- Genre: Comedy
- Created by: Cy Howard
- Written by: Cy Howard; Jay Sommers; John L. Greene; Paul West;
- Directed by: Richard Whorf; George Cahan;
- Starring: Marie Wilson; Mary Shipp; Richard Eyer; Cathy Lewis; Gloria Gordon; Donald MacBride; Sid Tomack;
- Country of origin: United States
- Original language: English
- No. of seasons: 2
- No. of episodes: 39

Production
- Producers: Cy Howard; Nat Perrin;
- Running time: 30 min

Original release
- Network: CBS
- Release: January 8, 1952 – June 25, 1954

= My Friend Irma (TV series) =

American comedy TV series

My Friend Irma is an American comedy television series that was broadcast on CBS from January 8, 1952, until June 25, 1954.

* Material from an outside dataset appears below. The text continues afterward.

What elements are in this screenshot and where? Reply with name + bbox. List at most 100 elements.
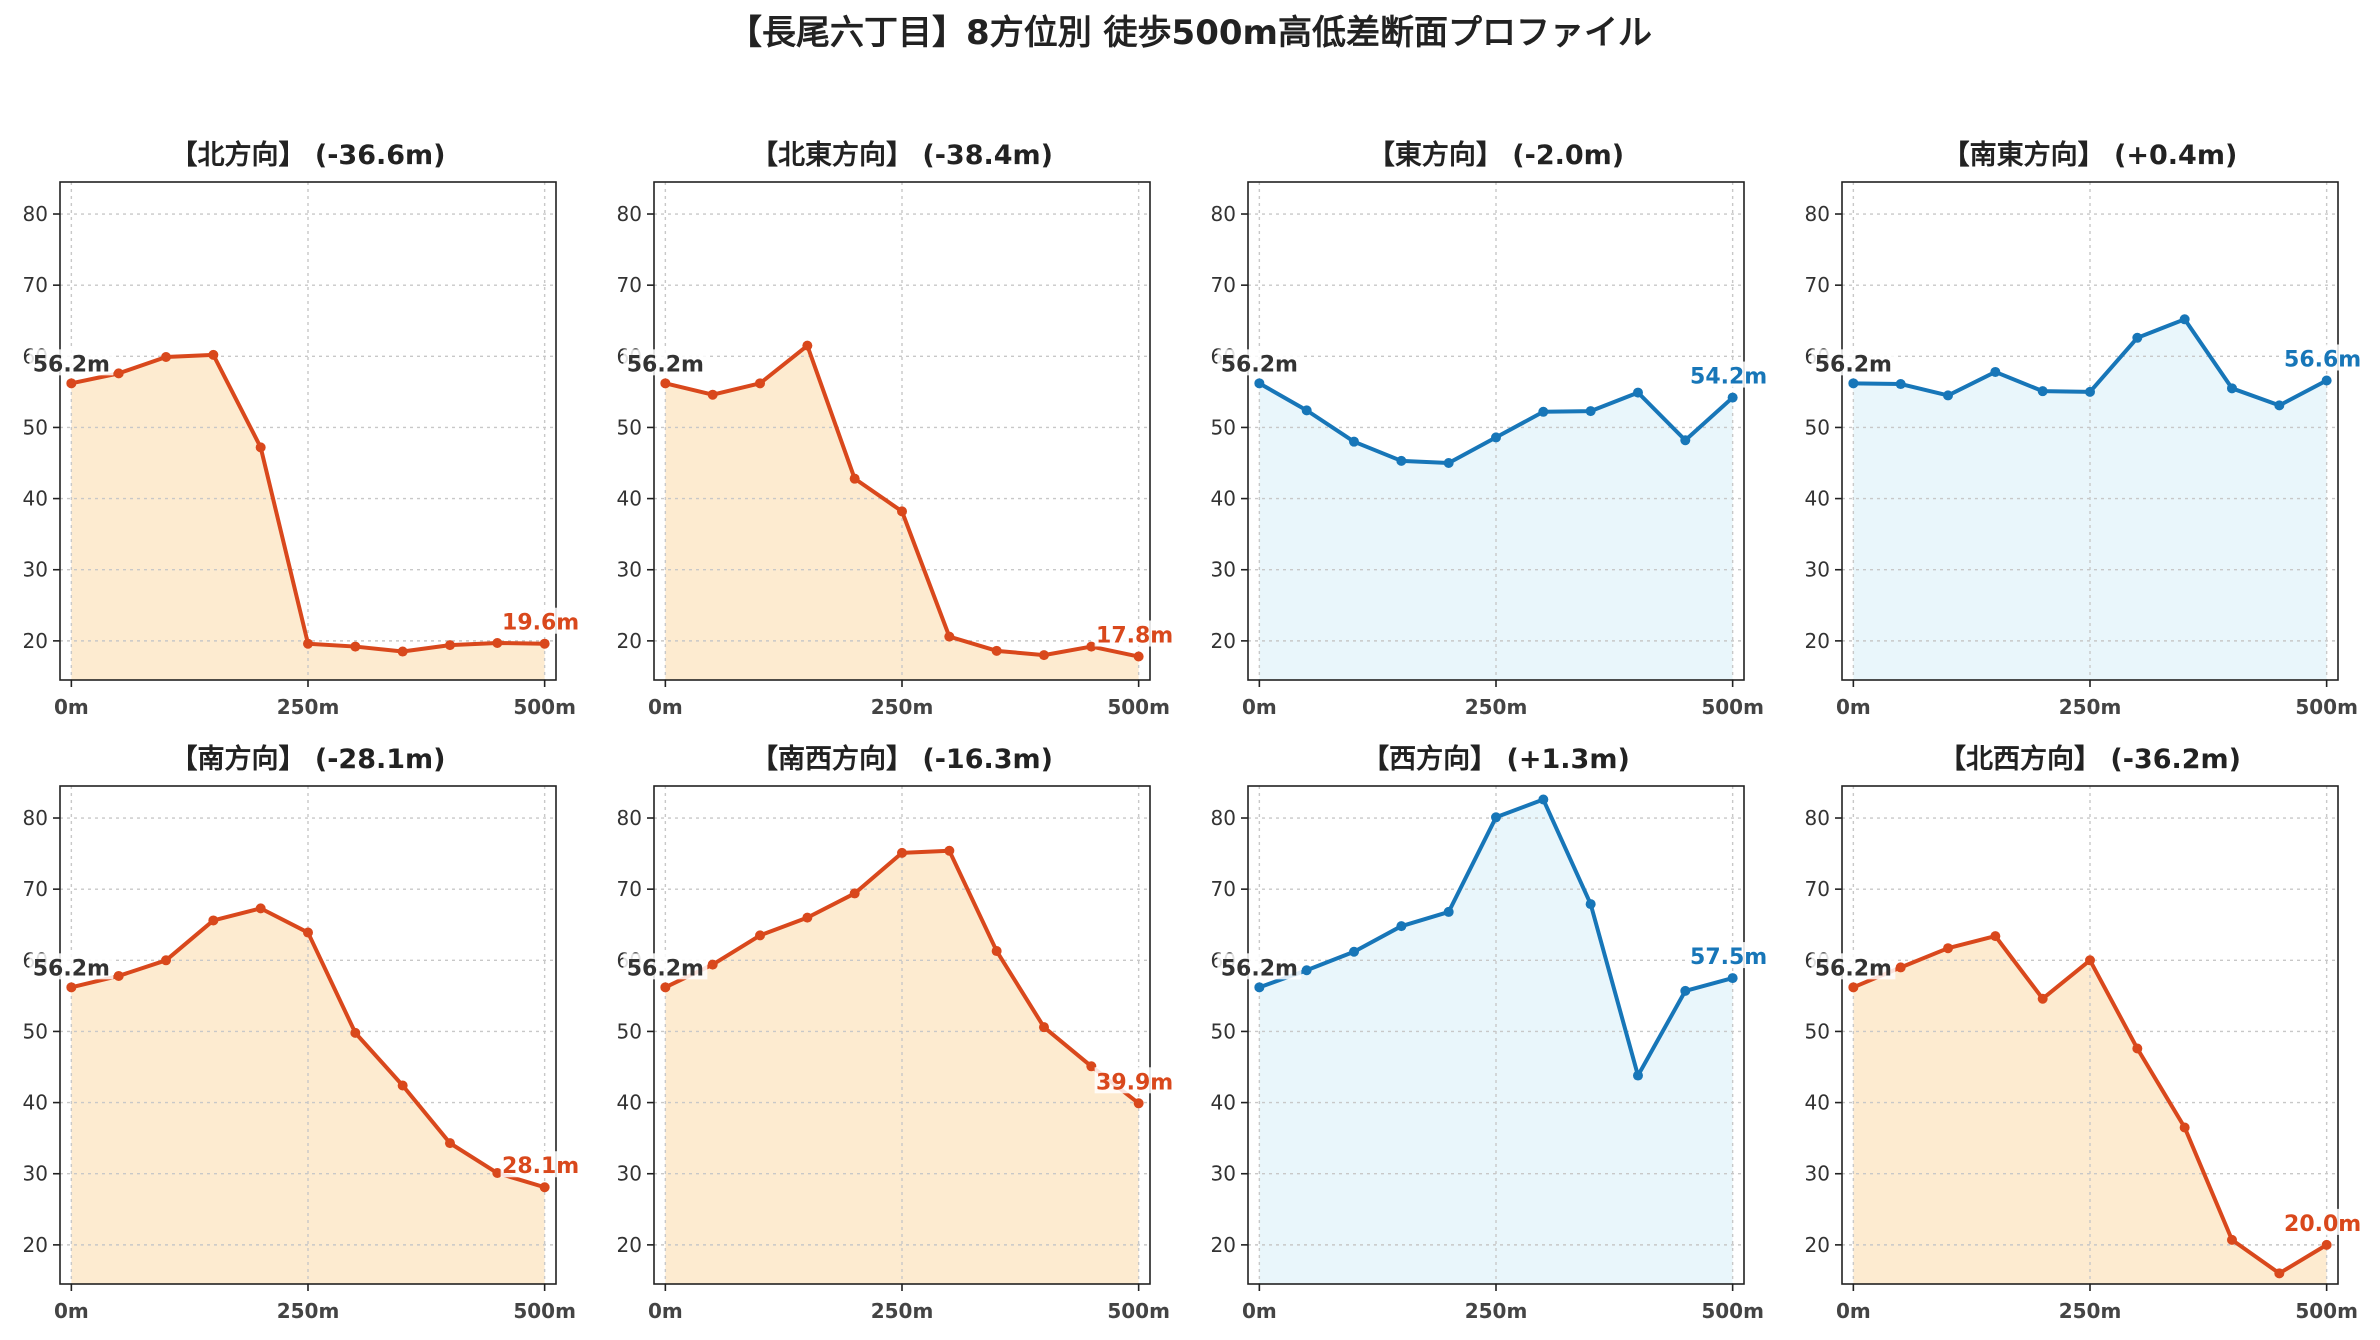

== Premise and characters ==
My Friend Irma began on radio and moved to television with a similar format. Irma Peterson ("the proverbial dumb blonde") and her roommate lived at Kathleen O'Reilly's boarding house in Manhattan. Irma was secretary for Milton J. Clyde, the owner of a real estate company. Her initial roommate, Jane Stacy, was secretary for Richard Rhinelander III, the owner of an investment company. Stacy's transfer to Panama in 1953 brought Kay Foster, a newspaper reporter, in as Peterson's new roommate. Both Stacy and Foster sometimes spoke directly to the viewers, commenting on developments in an episode, a technique that George Burns used on The George Burns and Gracie Allen Show.

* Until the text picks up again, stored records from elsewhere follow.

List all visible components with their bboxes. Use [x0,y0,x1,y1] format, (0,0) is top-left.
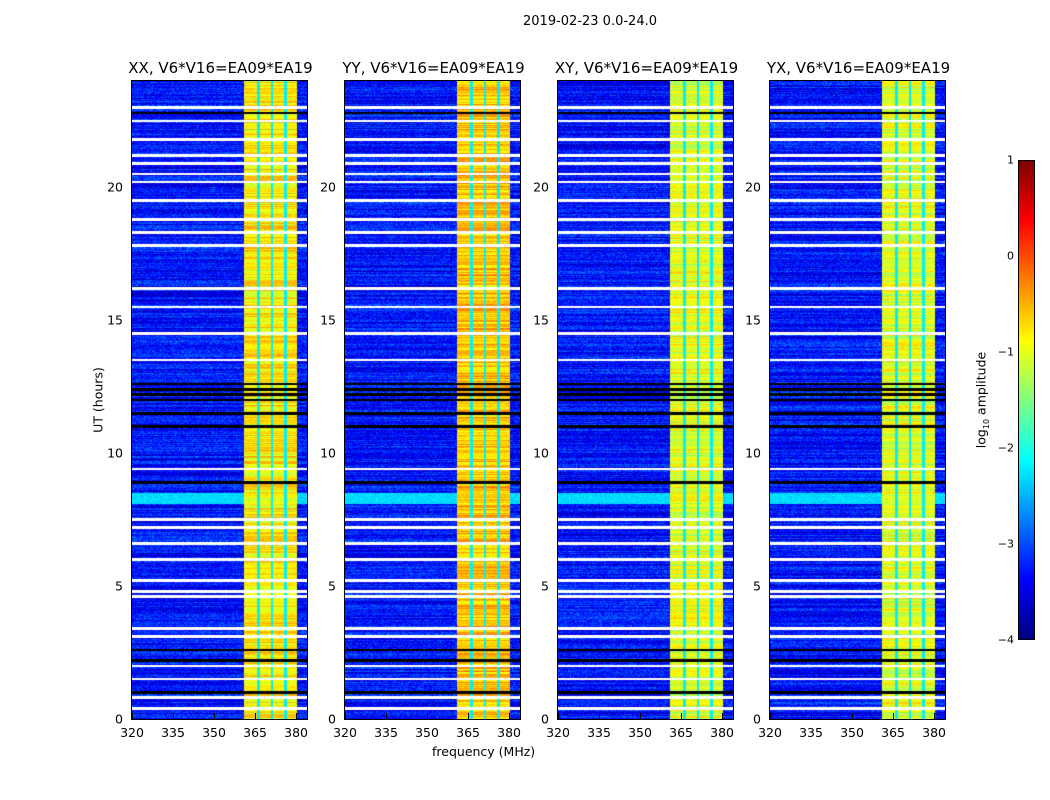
spectrogram-image [558,81,733,719]
x-tick [345,713,346,719]
x-tick-label: 365 [243,725,267,740]
x-tick-label: 380 [284,725,308,740]
x-tick-label: 320 [546,725,570,740]
x-tick [509,713,511,719]
x-tick-label: 365 [669,725,693,740]
x-tick [852,713,854,719]
y-axis-label: UT (hours) [90,367,106,433]
panel-title: YY, V6*V16=EA09*EA19 [342,59,525,77]
y-tick-label: 0 [541,711,549,727]
x-tick [893,713,895,719]
y-tick-label: 0 [753,711,761,727]
y-tick-label: 0 [115,711,123,727]
y-tick-label: 10 [533,445,549,461]
colorbar-tick-label: −2 [997,441,1014,455]
x-tick [255,713,257,719]
x-tick-label: 320 [333,725,357,740]
y-tick-label: 10 [107,445,123,461]
x-tick-label: 350 [628,725,652,740]
y-tick-label: 20 [533,179,549,195]
y-tick-label: 5 [115,578,123,594]
y-tick-label: 10 [745,445,761,461]
x-tick-label: 365 [456,725,480,740]
y-tick-label: 0 [328,711,336,727]
colorbar-tick-label: −4 [997,633,1014,647]
panel-title: XY, V6*V16=EA09*EA19 [554,59,739,77]
y-tick-label: 20 [320,179,336,195]
x-tick-label: 335 [799,725,823,740]
x-tick [468,713,470,719]
colorbar-tick-label: 1 [1007,153,1014,167]
y-tick-label: 5 [541,578,549,594]
panel-title: XX, V6*V16=EA09*EA19 [128,59,313,77]
x-tick-label: 335 [587,725,611,740]
x-tick [214,713,216,719]
x-tick-label: 350 [415,725,439,740]
y-tick-label: 20 [745,179,761,195]
x-tick [770,713,771,719]
x-tick [558,713,559,719]
x-tick [811,713,813,719]
x-tick [427,713,429,719]
colorbar-label: log10 amplitude [973,351,991,449]
x-tick-label: 365 [881,725,905,740]
x-tick [599,713,601,719]
spectrogram-image [345,81,520,719]
spectrogram-panel: XY, V6*V16=EA09*EA19 320 335 350 365 380 0 5 10 1… [533,59,738,740]
x-tick [640,713,642,719]
y-tick-label: 10 [320,445,336,461]
spectrogram-panel: YY, V6*V16=EA09*EA19 320 335 350 365 380 0 5 10 1… [320,59,525,740]
x-tick [722,713,724,719]
x-tick [132,713,133,719]
x-tick-label: 350 [840,725,864,740]
spectrogram-image [132,81,307,719]
x-tick [934,713,936,719]
x-tick-label: 350 [202,725,226,740]
y-tick-label: 15 [533,312,549,328]
x-tick-label: 320 [120,725,144,740]
x-tick-label: 380 [710,725,734,740]
x-tick-label: 380 [922,725,946,740]
x-tick [173,713,175,719]
x-tick [681,713,683,719]
colorbar-gradient [1019,161,1034,639]
x-tick-label: 335 [161,725,185,740]
x-tick [386,713,388,719]
panel-title: YX, V6*V16=EA09*EA19 [766,59,951,77]
x-tick [296,713,298,719]
spectrogram-panel: XX, V6*V16=EA09*EA19 320 335 350 365 380 0 5 10 1… [107,59,313,740]
x-axis-label: frequency (MHz) [432,744,536,759]
x-tick-label: 320 [758,725,782,740]
y-tick-label: 15 [107,312,123,328]
x-tick-label: 380 [497,725,521,740]
spectrogram-image [770,81,945,719]
y-tick-label: 5 [753,578,761,594]
colorbar-tick-label: 0 [1007,249,1014,263]
y-tick-label: 15 [320,312,336,328]
colorbar-tick-label: −3 [997,537,1014,551]
colorbar [1018,160,1035,640]
x-tick-label: 335 [374,725,398,740]
y-tick-label: 15 [745,312,761,328]
figure-title: 2019-02-23 0.0-24.0 [523,14,657,29]
y-tick-label: 5 [328,578,336,594]
colorbar-tick-label: −1 [997,345,1014,359]
y-tick-label: 20 [107,179,123,195]
spectrogram-panel: YX, V6*V16=EA09*EA19 320 335 350 365 380 0 5 10 1… [745,59,950,740]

When the program began, Peterson was in love with Al (no last name given), an unemployed con man. Al was replaced by Joe Vance, a "more respectable boyfriend", who worked for a cleaning company. Other characters who frequently appeared were Brad Jackson, Kay's boyfriend; Professor Kropotkin, Irma's neighbor; and Bobby, Peterson's nephew. In 1953-54, Kropotkin was gone and Mr. Corday, an eccentric actor, was added.

== Cast ==

Characters and Actors on My Friend Irma's TV Version
| Character | Actor |
|---|---|
| Irma Peterson | Marie Wilson |
| Jane Stacy | Cathy Lewis |
| Kay Foster | Mary Shipp |
| Al | Sid Tomack |
| Joe Vance | Hal March |
| Richard Rhinelander III | Brooks West |
| Brad Jackson | Gerald Mohr |
| Milton J. Clyde | Donald MacBride |
| Professor Kropotkin | Sig Arno |
| Mrs. O'Reilly | Gloria Gordon |
| Bobby Peterson | Richard Eyer |
| Mr. Corday | John Carradine |
| Richard's mother | Margaret DuMont |

Frank Bingham and Bob Lemond were the announcers.

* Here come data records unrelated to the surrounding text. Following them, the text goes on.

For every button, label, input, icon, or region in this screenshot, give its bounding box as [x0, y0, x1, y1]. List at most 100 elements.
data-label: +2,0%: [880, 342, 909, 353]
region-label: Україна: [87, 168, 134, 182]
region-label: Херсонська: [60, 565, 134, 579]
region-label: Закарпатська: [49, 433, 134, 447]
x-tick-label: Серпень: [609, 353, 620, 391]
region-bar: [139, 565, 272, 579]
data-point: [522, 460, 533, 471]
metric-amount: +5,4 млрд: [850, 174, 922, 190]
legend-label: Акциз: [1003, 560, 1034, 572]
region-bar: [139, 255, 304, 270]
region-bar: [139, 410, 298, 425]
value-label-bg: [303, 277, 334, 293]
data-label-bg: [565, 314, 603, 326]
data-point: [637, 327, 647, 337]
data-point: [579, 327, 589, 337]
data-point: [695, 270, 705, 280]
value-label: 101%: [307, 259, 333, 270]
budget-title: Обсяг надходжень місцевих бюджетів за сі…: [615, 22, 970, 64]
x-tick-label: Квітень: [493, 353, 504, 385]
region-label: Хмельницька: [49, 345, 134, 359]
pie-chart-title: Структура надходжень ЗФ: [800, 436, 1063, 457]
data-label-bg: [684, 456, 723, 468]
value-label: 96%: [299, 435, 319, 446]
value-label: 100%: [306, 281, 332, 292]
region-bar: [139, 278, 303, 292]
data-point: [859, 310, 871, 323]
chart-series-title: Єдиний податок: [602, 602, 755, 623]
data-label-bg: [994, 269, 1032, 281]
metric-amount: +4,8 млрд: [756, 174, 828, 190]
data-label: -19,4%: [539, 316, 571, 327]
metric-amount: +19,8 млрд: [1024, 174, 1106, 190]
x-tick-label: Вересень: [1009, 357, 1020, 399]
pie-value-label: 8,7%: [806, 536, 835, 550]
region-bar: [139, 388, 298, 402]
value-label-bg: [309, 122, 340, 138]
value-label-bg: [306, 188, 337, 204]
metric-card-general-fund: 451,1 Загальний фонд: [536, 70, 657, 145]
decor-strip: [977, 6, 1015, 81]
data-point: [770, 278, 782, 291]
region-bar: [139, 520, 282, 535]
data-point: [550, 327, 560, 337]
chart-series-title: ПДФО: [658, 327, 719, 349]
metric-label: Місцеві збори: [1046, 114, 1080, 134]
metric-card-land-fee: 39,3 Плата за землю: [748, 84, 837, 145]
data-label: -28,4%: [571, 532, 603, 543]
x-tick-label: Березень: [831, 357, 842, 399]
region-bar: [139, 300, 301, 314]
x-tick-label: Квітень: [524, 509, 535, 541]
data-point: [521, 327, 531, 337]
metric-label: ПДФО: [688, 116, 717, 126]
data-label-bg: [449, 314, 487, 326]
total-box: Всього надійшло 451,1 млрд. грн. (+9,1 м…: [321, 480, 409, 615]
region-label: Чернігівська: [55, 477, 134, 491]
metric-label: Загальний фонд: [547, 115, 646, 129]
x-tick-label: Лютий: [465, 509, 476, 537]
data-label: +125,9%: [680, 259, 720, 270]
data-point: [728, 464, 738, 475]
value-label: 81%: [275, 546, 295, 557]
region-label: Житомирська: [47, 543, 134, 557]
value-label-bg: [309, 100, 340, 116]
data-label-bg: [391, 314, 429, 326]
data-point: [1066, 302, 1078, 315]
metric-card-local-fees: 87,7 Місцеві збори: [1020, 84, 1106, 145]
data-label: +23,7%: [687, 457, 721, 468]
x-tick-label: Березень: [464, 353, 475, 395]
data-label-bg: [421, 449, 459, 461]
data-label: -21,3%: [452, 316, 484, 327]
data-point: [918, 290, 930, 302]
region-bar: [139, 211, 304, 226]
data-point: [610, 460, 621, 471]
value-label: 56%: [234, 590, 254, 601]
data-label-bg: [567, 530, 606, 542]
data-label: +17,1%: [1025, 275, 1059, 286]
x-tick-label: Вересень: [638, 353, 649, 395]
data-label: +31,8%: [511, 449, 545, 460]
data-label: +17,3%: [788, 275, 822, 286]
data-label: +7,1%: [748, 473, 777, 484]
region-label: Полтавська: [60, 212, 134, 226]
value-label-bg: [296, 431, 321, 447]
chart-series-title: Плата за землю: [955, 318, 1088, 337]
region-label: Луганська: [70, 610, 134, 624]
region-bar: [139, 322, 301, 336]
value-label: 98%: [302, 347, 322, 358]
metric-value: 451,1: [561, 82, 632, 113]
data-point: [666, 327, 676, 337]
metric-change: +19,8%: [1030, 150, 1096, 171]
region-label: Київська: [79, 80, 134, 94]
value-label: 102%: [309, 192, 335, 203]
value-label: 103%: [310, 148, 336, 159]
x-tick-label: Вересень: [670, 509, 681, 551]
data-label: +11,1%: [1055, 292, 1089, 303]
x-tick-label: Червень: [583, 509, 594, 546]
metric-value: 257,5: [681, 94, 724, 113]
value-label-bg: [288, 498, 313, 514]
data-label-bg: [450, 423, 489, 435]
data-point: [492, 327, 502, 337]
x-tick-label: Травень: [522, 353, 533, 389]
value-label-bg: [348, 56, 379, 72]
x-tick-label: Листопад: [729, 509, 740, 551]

== Schedule and production ==
My Friend Irma debuted at 10:30 p.m. Eastern Time on Tuesdays. From April 1952 through June 1953, it was broadcast at 8:30 p.m. E. T. on Fridays. From October 1953 through June 1954, it was on Fridays at 10 p.m. E. T.

Cy Howard created the program. Richard Whorf was the director, and Nat Perrin was the producer. Howard and Frank Galen were the writers. Sponsors included Lever Brothers (Swan soap), and Kool cigarettes. The October 4, 1952, episode of My Friend Irma came from a "nearly completed" sound stage in CBS's new Television City facilities, making it the first series to be broadcast from that Hollywood site.

==Critical reception==
Critic Jack Gould wrote in The New York Times that the series's debut episode "was a decided disappointment". He felt that the innocent, fragile nature of Peterson was an asset, but that benefit was undermined because Wilson seemed to recite her lines more than portraying her character. Gould praised Lewis's performance for providing substance and pace. He criticized the writers for using "trite coincidences and old jokes". Whorf's direction received mixed reviews, described as "on the erratic side" although "in some of the lesser scenes he had nice imaginative touches".

==Proposed sequel==
When My Friend Irma ended, Wilson still had a $100,000-per-year contract with CBS. Network officials worked with Burns to try to develop a sequel, My Wife Irma, with Wilson as the star, but CBS rejected it. My Friend Irma had ended with Peterson's becoming engaged to Vance. The sequel would have picked up with her adapting to life as a newlywed.

==Episode status==
UCLA has one 1952 episode of the program in its archives.